2. Art Institute of Chicago - Van Gogh Bnb
Agency: Leo Burnett, Chicago
For sheer incredible craft, this Leo Burnett campaign was a world-beater in 2016. An Art Institute of Chicago exhibit brought together all three versions of Van Gogh's "The Bedroom" for the first time in North America. To commemorate it, Burnett worked with the museum and media agency Spark to build a full-scale, livable model of the work in a historical downtown Chicago building—and then rented it out for nights on Airbnb. "We thought the best way to help people understand Van Gogh's life was to invite them to spend a night in this room," said Burnett associate creative director Pete Lefebvre. "What better way to give people a glimpse into his mind than to create a truly immersive, one-of-a-kind experience like this?" Simply gorgeous work.
1. The Next Rembrandt
Agency: J. Walter Thompson Amsterdam
The most intriguing and exciting piece of outdoor advertising made in 2016 was a painting—a new Rembrandt, made 347 years after the last one. Or least, it was an incredible approximation of a Rembrandt, created as part of a fascinating artificial-intelligence-meets-creativity project by J. Walter Thompson Amsterdam for banking client ING.

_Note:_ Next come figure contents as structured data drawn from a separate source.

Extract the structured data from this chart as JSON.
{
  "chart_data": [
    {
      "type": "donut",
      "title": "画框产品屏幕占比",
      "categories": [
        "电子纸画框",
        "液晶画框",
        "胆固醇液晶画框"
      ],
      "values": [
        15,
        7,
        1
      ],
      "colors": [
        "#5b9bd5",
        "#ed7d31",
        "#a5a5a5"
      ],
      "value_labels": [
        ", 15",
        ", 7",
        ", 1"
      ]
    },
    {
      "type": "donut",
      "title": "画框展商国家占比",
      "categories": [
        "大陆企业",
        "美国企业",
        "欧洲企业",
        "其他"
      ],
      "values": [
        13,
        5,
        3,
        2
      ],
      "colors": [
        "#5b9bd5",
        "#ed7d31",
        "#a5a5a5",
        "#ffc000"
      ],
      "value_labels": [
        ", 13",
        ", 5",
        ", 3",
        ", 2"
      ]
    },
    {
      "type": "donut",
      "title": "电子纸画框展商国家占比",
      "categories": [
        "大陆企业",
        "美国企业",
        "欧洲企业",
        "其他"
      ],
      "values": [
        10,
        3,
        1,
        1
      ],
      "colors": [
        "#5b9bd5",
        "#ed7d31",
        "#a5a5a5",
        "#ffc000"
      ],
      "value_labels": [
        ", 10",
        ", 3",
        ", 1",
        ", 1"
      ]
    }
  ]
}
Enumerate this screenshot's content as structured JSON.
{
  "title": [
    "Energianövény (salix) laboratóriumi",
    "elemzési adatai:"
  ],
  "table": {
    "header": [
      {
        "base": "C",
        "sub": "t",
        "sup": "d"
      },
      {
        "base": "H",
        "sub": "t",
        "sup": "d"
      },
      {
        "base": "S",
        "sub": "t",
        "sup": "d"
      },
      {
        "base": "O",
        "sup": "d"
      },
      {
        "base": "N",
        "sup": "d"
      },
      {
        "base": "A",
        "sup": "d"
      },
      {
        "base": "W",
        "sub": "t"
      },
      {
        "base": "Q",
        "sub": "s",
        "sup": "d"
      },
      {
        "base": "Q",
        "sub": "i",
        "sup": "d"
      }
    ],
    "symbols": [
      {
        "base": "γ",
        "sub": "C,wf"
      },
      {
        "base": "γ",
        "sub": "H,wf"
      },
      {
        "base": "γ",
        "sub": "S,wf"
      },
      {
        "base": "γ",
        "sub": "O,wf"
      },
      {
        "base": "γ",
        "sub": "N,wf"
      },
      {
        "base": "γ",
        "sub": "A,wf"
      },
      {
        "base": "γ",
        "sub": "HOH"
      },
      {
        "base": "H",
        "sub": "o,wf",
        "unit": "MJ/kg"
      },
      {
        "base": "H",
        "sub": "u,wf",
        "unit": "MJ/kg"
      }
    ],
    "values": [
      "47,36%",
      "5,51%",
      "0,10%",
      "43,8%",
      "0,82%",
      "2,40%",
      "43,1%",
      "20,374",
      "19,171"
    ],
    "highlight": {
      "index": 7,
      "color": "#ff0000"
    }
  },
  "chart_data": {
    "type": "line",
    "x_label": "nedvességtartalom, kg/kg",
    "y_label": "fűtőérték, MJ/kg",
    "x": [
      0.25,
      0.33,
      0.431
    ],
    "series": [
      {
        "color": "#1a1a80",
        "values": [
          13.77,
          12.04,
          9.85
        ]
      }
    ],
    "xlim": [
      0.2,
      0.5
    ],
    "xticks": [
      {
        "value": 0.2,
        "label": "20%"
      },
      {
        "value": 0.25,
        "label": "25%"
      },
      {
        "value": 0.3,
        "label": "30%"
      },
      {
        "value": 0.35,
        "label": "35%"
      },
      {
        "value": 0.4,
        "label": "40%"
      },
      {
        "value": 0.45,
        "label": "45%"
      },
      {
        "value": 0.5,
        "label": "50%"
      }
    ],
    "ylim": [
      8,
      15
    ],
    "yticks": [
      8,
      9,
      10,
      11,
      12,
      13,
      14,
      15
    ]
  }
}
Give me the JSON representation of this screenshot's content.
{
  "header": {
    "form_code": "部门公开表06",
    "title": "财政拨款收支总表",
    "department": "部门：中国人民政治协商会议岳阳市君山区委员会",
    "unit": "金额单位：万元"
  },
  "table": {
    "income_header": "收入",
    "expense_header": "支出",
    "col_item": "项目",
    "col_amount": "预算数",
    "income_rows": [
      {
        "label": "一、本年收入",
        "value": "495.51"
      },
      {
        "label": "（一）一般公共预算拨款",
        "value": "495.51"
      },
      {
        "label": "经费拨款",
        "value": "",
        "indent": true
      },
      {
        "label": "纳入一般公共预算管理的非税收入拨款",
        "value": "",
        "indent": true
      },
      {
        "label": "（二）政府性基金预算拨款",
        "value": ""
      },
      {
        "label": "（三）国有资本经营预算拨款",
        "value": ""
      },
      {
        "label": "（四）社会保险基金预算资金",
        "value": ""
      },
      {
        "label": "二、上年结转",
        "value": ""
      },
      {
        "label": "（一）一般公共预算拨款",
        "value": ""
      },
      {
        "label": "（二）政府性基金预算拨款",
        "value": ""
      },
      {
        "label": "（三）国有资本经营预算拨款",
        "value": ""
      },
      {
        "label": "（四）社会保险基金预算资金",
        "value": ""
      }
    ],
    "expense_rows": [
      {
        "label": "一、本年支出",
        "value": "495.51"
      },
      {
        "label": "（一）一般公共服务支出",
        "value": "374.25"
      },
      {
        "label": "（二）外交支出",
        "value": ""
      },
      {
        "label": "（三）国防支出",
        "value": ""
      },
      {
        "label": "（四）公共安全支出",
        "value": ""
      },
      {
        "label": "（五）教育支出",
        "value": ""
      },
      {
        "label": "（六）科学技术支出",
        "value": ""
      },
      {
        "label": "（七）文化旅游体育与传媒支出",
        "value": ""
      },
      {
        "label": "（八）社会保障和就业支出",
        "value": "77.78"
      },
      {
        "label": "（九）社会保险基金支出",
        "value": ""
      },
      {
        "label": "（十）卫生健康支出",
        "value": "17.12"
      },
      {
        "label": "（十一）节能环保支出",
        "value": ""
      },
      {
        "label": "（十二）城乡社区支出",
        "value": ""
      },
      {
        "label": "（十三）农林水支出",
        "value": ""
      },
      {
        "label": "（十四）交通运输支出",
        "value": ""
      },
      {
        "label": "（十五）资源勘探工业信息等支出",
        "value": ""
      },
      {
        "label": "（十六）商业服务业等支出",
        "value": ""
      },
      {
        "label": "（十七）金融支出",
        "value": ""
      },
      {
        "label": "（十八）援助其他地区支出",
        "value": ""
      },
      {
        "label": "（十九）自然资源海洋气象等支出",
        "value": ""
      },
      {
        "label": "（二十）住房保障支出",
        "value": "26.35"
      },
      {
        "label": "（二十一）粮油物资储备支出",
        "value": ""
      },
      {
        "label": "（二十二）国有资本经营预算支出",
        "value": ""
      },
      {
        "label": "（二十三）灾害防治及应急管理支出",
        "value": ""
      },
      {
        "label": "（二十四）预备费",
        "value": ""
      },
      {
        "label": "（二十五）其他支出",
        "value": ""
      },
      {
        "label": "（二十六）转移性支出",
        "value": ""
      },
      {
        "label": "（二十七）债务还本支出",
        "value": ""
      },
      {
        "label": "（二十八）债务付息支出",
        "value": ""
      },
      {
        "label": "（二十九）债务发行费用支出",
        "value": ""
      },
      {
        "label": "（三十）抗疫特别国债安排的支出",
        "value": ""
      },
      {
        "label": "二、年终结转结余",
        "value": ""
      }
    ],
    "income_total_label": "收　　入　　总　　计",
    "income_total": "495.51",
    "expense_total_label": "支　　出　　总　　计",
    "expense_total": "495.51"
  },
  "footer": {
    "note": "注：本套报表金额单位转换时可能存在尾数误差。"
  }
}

The humans at JWT taught a computer to paint like Rembrandt by having it study the old master's works for months. The resulting painting was a completely new portrait, not a replica, indistinguishable to most people from the real thing. The connection to ING was somewhat peripheral, but the bank had sponsored Dutch arts and culture for a decade. And the artwork created a worldwide debate about humans' claim to creativity—to the glee of many technologists and the consternation of many art historians.
"People were asking, 'Is this good?' 'What's the relationship between artificial intelligence and creativity?' 'Is creativity flashes of genius that are reserved for mankind?' " JWT ecd Bas Korsten told Adweek. "Those questions have gotten a lot of attention from people in the art and tech worlds, who are actually quite opposed in their reactions."
A grand, ambitious idea and a stunning execution—congrats to ING and JWT for pulling off the year's greatest experiment in outdoor advertising.